This afternoon, Fox News host Glenn Beck will sign off the cable channel, moving his show to his web-TV channel, GBTV. To mark the occasion, Beck has been the subject of a slew of articles today, recapping his career and attempting to gaze into the crystal ball for what is next.
Updated with a story from the AP and Beck’s producer (!!) after the jump.
The Baltimore Sun’s David Zurawik–who often defends Fox News from criticism from other media critics–feels no love for Beck:
When Glenn Beck signs off today at the end of his last Fox News cablecast, he will leave a TV legacy of reckless, divisive and ugly speech in his wake. He and Fox News should both feel some shame for the harm they have done to the national political discourse — how they have taken an hour of dinnertime each weeknight and used it to help polarize us with paranoid and angry words.

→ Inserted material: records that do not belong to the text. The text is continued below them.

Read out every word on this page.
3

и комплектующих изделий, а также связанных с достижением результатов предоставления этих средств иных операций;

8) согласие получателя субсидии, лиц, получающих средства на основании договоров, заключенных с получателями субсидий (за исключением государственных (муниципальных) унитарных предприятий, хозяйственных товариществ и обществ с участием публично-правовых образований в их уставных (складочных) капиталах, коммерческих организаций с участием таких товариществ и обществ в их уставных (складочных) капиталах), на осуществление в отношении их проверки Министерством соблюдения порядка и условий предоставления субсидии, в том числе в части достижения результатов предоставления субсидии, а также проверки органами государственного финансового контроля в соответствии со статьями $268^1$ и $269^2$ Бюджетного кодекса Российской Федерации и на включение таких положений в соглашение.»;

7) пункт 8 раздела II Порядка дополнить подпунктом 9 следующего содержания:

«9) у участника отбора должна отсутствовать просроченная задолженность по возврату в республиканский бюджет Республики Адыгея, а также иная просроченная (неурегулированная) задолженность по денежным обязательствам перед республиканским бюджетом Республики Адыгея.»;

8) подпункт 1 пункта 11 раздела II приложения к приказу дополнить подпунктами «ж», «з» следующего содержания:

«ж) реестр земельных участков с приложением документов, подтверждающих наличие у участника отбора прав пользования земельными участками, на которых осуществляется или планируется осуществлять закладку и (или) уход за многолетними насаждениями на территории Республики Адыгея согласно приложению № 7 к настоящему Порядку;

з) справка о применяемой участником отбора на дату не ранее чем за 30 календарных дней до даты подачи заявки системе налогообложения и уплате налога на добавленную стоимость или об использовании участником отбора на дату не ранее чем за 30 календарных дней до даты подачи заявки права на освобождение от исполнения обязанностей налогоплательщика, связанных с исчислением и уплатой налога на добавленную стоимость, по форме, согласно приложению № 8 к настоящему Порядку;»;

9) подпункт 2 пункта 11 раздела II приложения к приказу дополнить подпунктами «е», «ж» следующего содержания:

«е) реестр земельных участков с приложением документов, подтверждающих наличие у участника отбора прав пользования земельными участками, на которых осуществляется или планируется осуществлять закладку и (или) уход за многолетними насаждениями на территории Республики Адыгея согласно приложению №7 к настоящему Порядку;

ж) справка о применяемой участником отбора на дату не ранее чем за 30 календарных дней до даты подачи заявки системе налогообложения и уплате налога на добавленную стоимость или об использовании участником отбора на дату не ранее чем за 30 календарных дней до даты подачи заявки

Beck’s colleague Greta Van Susteren writes about Beck’s impact, and says that no, she isn’t privy to what Fox News will replace his show with.

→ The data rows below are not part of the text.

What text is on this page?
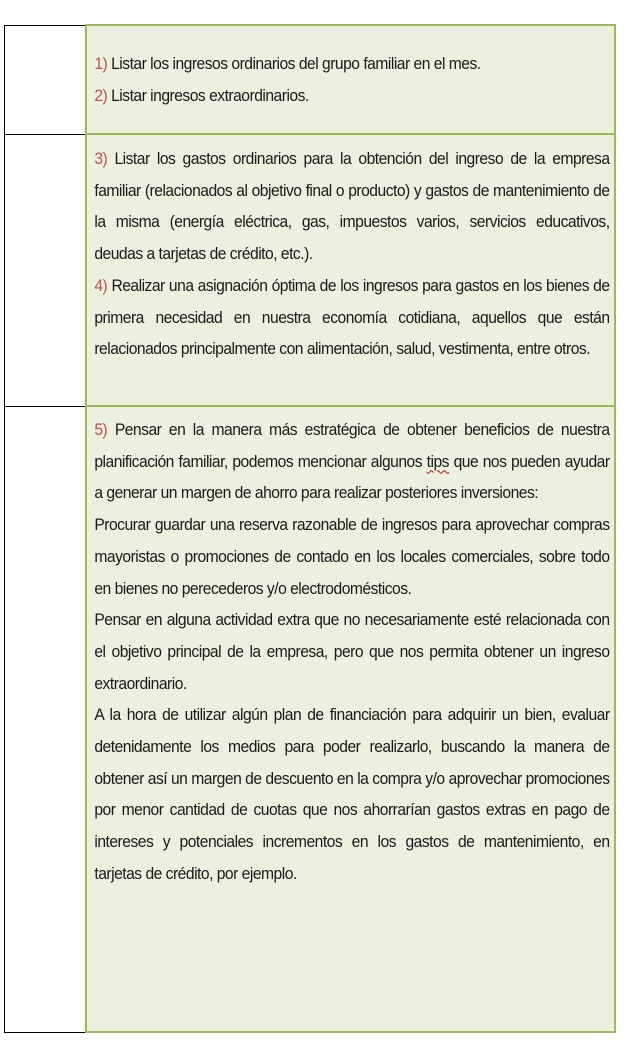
	1) Listar los ingresos ordinarios del grupo familiar en el mes.
2) Listar ingresos extraordinarios.

	3) Listar los gastos ordinarios para la obtención del ingreso de la empresa familiar (relacionados al objetivo final o producto) y gastos de mantenimiento de la misma (energía eléctrica, gas, impuestos varios, servicios educativos, deudas a tarjetas de crédito, etc.).
4) Realizar una asignación óptima de los ingresos para gastos en los bienes de primera necesidad en nuestra economía cotidiana, aquellos que están relacionados principalmente con alimentación, salud, vestimenta, entre otros.

	5) Pensar en la manera más estratégica de obtener beneficios de nuestra planificación familiar, podemos mencionar algunos tips que nos pueden ayudar a generar un margen de ahorro para realizar posteriores inversiones:
Procurar guardar una reserva razonable de ingresos para aprovechar compras mayoristas o promociones de contado en los locales comerciales, sobre todo en bienes no perecederos y/o electrodomésticos.
Pensar en alguna actividad extra que no necesariamente esté relacionada con el objetivo principal de la empresa, pero que nos permita obtener un ingreso extraordinario.
A la hora de utilizar algún plan de financiación para adquirir un bien, evaluar detenidamente los medios para poder realizarlo, buscando la manera de obtener así un margen de descuento en la compra y/o aprovechar promociones por menor cantidad de cuotas que nos ahorrarían gastos extras en pago de intereses y potenciales incrementos en los gastos de mantenimiento, en tarjetas de crédito, por ejemplo.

Who would have guessed that an anchor in the 5pm time slot could generate so much attention but he sure did. He managed to get everyone talking about him. Almost every journalist I ran into from other news organizations asked me about him.
Salon’s Alex Pareene is skeptical that the GBTV will have an immediate impact:
Beck isn’t really completely going away, of course, but his new narrow-casting model ensures that only his followers most enamored with his constant operatic self-aggrandizement will pay him much mind going forward. MediaMatters may sign up for a subscription to his new video news service, but I definitely won’t.
The Cutline’s Dylan Stableford and Joe Pompeo write about Beck’s sometimes contentious relationship with Fox News, and his plans for GBTV. They also get a statement from Beck:
“GBTV is the future and I couldn’t be more excited to get started,” said Beck. “It seems like everything we have been doing at Mercury for the past few years has been leading to the launch of GBTV. As I keep telling my staff, GBTV is a verb–we don’t want couch potatoes, we want active engagement from our viewers and will provide them with shows that encourage just that.”
The AP’s David Bauder gives an overview of the situation:
Fox and Beck headed for a divorce, their relationship largely soured by control issues. Beck has set up his own diversified business, as he makes speeches, writes books and owns a website along with GBTV, which is run by a former Fox executive.
Beck’s producer, Stu Burguiere, gives an in-depth defense of Beck’s ratings at FNC:
Since the final show has finally come, let’s look at the truth. To be thorough, we’ll examine every conceivable way that you could measure ratings success. Whenever possible, I’ll use January 2011/1st quarter numbers, because they offer the least favorable comparisons for us. This is insanely lengthy, but I figured I’d do it once and get it over with.
In the short term, Beck will be a part of a special preview of GBTV this evening at 6:30, where he will be interviewed by GBTV correspondent Raj Nair.